Reputation: 43
I read from this documentation that the ProcessingStep can accept job arguments.
I currently have a python script contaning a function to be executed via ProcessingStep that requires arguments to be parsed in. I am not sure how I can extract the arguments from the 'Job arguments' such that I can call the function in the python script with the arguments.

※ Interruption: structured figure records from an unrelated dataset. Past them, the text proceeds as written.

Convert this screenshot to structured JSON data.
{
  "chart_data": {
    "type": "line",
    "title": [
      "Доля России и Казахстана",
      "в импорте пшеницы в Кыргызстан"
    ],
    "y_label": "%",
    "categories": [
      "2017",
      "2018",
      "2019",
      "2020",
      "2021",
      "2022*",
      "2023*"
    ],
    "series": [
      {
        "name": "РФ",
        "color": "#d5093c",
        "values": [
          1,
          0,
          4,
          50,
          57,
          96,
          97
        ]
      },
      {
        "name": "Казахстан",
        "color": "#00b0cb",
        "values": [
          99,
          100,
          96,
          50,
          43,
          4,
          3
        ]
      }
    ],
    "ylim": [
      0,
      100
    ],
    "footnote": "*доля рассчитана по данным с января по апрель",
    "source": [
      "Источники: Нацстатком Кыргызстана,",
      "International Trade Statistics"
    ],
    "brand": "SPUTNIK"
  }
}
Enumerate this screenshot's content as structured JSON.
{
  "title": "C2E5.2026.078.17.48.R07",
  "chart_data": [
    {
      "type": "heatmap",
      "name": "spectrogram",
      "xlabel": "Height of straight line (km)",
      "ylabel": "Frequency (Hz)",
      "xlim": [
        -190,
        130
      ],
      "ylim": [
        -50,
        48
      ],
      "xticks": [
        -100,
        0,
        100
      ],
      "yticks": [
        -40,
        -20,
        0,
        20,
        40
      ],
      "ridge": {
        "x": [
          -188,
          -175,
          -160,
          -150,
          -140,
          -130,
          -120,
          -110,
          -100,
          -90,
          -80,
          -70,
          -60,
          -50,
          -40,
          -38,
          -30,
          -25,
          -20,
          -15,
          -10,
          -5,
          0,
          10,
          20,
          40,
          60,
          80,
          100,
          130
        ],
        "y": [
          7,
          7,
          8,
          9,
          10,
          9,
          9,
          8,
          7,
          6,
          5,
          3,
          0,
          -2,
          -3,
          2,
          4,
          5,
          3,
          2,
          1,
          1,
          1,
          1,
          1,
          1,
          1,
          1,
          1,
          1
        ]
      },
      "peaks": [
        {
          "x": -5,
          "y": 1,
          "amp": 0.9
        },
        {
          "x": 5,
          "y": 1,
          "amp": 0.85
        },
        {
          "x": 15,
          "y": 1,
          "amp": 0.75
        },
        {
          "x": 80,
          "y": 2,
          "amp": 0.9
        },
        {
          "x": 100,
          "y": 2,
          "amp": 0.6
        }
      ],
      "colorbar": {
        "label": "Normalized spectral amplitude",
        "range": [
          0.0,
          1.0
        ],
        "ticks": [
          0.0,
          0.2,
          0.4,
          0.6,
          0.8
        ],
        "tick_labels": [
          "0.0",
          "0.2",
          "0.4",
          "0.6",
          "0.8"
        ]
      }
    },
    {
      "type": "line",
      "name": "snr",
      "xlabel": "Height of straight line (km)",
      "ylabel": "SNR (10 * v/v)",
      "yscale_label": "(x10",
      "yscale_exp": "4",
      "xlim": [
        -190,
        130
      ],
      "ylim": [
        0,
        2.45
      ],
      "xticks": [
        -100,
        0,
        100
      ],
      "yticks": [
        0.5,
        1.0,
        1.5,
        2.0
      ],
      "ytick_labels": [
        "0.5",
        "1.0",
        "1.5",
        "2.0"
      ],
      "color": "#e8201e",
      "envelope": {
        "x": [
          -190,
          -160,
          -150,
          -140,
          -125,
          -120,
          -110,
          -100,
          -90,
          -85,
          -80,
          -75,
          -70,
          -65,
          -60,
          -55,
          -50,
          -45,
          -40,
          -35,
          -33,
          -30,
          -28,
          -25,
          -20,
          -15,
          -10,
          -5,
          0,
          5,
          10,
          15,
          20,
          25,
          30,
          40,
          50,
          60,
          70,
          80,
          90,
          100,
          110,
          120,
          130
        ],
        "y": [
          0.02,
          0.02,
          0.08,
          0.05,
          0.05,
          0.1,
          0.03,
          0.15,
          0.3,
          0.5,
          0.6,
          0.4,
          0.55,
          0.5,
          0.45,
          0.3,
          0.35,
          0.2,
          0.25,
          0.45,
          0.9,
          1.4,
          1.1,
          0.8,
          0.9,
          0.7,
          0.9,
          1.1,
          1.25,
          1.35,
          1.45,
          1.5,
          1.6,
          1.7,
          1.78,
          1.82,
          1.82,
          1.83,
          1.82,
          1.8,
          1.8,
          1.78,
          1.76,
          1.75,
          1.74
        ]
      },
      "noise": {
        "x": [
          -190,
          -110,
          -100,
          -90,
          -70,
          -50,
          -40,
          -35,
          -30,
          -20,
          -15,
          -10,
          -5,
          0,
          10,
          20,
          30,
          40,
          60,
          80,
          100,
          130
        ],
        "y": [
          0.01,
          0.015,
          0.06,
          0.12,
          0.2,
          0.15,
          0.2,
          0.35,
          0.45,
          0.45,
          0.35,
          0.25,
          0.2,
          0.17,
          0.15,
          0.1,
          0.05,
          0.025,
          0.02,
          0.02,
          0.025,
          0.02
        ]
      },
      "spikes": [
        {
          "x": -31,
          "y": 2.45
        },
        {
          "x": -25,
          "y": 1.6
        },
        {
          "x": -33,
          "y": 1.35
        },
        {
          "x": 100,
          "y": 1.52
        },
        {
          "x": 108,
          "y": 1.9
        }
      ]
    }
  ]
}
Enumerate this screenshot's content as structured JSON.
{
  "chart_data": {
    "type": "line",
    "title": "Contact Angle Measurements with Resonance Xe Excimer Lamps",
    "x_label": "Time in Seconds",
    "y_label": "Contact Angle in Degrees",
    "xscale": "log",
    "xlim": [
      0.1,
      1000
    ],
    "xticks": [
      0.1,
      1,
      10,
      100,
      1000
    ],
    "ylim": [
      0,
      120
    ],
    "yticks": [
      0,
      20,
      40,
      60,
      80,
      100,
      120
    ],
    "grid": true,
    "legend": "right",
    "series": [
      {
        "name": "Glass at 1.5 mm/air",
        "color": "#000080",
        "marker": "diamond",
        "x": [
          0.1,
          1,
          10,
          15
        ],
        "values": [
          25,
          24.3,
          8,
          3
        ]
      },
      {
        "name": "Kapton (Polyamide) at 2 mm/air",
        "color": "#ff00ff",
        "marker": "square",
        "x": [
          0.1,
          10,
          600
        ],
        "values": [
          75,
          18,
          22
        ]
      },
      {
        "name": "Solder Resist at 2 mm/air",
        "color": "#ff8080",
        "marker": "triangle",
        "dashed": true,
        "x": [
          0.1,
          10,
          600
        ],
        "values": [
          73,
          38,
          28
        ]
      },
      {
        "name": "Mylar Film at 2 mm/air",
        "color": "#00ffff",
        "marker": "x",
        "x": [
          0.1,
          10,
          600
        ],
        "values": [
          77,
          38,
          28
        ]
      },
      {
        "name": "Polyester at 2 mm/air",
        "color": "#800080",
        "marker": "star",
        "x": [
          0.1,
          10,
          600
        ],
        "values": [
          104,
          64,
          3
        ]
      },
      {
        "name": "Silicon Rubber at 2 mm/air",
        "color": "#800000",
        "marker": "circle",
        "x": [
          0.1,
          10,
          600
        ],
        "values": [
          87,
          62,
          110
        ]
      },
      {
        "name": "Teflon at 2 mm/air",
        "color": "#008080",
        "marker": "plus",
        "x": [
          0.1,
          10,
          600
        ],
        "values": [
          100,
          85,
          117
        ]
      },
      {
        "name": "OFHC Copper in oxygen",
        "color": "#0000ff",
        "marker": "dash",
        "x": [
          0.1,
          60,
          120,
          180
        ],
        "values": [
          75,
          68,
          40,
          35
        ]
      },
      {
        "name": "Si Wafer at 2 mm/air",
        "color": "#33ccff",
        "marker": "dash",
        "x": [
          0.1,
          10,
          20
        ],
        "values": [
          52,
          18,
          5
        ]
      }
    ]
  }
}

Here is an example of code snippet from my python script:
def params(input_params):
details = {"database": input_params[0],
"table": input_params[1],
"catalog": input_params[2],
"earliestday": int(input_params[3]),
"latestday": int(input_params[4]),
"s3bucket": input_params[5],
"bucketpath": input_params[6]}
return details
output_params = params(input_params) #this is where I'm not sure how I can extract the argument from the job arguments in the ProcessingStep to call my function here
Here's what my processing step code looks like:
step_params = ProcessingStep(
name="StateParams",
processor=sklearn_processor,
outputs = [processing_output],
job_arguments = ["ABC", "SESSION_123", "AwsDataCatalog", "5", "7", "mybucket", "bucket2/tmp/athena_sagemaker"], #This is the job argument I input which I hope will be parsed into my python file function
code = "params.py",
)
Would greatly appreciate if any of you can advise me on how I can go about using the job arguments in the ProcessingStep to successfully call the function in the python script, thanks!
Upvotes: 1
Views: 3236
Reputation: 576
You can pass the job argument to ProcessingStep like this:
sample_argument_1 = "sample_arg_1"
sample_argument_2 = "sample_arg_2"
step_params = ProcessingStep(
name="StateParams",
processor=sklearn_processor,
outputs = [processing_output],
job_arguments = ["--sample-argument-1", sample_argument_1, "--sample-argument-2", sample_argument_2],
code = "params.py",
)
In your params.py file you can use the arguments like this:
import argparse
parser = argparse.ArgumentParser()
parser.add_argument('--sample-argument-1', type=str, dest='sample_argument_1')
parser.add_argument('--sample-argument-2', type=str, dest='sample_argument_2')
args = parser.parse_args()
arg_1 = args.sample_argument_1
print("arg_1:")
print(arg_1)
Upvotes: 3